Overall, Morgan said he found there was little he learned at Yale that could have helped him in Algeria.

“It was a completely different world,” he said.

After an “awful experience” fighting in the country and working in Algiers during the war, he said he was all the more motivated to return to the United States. After his army service ended, he returned home and got a job with the Associated Press in New York.

Since coming back from Algiers, Morgan has written 18 books and has won the Pulitzer Prize for Local Reporting for his account of the death of Leonard Warren on the stage of the Metropolitan Opera. He changed his name from de Gramont, the name he went by during his years at Yale, to the anagram Ted Morgan.

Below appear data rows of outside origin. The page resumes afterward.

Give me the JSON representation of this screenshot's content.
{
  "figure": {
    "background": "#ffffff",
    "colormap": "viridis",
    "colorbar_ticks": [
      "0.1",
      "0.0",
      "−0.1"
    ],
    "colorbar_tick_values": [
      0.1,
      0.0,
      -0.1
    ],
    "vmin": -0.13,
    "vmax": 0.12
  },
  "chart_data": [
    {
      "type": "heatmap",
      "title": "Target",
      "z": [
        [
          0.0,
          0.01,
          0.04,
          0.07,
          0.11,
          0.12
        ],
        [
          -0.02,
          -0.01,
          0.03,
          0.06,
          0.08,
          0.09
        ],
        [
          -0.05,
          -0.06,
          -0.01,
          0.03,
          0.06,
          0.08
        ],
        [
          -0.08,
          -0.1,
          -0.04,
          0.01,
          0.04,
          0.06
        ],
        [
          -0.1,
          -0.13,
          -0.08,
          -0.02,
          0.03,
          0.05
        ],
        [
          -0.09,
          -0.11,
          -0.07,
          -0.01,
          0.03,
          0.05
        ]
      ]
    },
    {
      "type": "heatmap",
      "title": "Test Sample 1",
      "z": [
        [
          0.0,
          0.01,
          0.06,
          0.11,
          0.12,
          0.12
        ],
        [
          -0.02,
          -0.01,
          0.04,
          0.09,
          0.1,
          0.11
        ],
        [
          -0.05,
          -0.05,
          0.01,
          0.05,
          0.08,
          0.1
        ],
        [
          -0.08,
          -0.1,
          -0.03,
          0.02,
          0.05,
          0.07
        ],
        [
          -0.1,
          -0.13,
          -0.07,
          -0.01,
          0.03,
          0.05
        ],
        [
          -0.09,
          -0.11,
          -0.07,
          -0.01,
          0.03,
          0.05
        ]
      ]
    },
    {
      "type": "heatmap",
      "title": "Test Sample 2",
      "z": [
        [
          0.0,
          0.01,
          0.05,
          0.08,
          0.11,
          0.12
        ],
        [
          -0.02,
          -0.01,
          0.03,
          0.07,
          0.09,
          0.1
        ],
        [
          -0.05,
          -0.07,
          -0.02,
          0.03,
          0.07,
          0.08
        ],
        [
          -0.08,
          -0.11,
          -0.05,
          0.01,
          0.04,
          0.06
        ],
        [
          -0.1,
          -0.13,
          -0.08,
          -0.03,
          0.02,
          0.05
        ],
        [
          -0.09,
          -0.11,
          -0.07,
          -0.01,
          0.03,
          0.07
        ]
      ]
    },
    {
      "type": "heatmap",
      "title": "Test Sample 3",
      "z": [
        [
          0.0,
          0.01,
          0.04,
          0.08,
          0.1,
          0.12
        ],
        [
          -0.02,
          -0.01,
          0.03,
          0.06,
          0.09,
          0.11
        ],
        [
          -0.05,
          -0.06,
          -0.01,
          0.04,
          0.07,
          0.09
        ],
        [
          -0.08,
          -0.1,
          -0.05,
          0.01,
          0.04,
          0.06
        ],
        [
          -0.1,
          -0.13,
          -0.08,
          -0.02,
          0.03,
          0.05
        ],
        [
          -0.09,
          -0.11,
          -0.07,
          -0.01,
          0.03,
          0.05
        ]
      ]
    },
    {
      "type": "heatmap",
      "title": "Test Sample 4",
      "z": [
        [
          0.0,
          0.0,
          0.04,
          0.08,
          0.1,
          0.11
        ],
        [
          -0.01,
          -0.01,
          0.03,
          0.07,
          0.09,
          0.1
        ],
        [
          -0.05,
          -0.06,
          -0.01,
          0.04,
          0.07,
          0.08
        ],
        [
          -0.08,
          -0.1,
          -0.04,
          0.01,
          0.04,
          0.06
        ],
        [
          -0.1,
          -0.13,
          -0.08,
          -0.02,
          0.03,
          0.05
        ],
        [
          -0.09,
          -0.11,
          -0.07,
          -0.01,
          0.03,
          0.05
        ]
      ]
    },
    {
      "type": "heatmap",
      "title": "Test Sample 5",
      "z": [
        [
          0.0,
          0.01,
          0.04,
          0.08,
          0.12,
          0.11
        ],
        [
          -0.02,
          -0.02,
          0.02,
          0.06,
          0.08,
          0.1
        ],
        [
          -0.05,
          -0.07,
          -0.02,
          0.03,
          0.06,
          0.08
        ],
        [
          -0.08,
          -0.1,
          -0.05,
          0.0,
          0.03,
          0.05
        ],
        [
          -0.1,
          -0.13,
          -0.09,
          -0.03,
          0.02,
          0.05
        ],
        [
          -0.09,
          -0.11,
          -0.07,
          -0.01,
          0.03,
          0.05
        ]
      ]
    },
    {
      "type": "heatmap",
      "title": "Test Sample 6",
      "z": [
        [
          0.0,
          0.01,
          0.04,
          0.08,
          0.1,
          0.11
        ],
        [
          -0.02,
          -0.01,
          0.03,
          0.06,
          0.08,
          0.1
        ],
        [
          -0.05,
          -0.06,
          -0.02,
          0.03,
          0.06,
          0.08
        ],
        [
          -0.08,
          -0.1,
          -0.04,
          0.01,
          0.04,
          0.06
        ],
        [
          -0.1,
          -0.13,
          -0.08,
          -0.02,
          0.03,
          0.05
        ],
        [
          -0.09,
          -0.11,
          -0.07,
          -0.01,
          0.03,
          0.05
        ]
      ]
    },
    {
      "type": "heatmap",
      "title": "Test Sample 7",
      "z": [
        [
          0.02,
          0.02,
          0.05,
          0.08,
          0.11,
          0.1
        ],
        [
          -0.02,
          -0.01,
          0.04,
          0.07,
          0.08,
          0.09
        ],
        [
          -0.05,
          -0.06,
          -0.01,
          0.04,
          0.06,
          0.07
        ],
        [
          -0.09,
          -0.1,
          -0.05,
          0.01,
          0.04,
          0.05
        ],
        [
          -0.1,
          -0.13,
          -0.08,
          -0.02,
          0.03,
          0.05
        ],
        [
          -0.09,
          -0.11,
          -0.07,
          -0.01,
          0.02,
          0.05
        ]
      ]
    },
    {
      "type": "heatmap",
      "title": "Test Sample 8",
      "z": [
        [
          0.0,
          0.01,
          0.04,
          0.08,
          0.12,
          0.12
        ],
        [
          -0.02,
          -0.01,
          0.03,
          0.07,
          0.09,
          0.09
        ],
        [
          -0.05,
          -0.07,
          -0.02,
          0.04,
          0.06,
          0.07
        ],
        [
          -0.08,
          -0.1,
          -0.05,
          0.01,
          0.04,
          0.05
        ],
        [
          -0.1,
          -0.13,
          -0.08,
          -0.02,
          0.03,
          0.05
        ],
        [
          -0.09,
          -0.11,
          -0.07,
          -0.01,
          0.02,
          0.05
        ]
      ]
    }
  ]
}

“My Battle of Algiers” has seen some acclaim from critics. A review from Publisher’s Weekly praised the memoir for its biting realism and its importance to modern history, saying “anyone interested in the origins of modern terrorist tactics will benefit from his recollections.”

But other sources criticize the connection Morgan makes in the introduction between Algiers and Iraq. A review that ran in the Washington Post in March calls this connection a “brief, tediously obvious and unnecessary attempt to connect the dots between the battle of Algiers and the current American conflagration in Iraq.”

Chubb said that while Morgan did not detail his experience in Algiers with him after he returned, he could see it had affected Morgan profoundly.

“It was clearly something that shook him and jarred him enormously,” he said.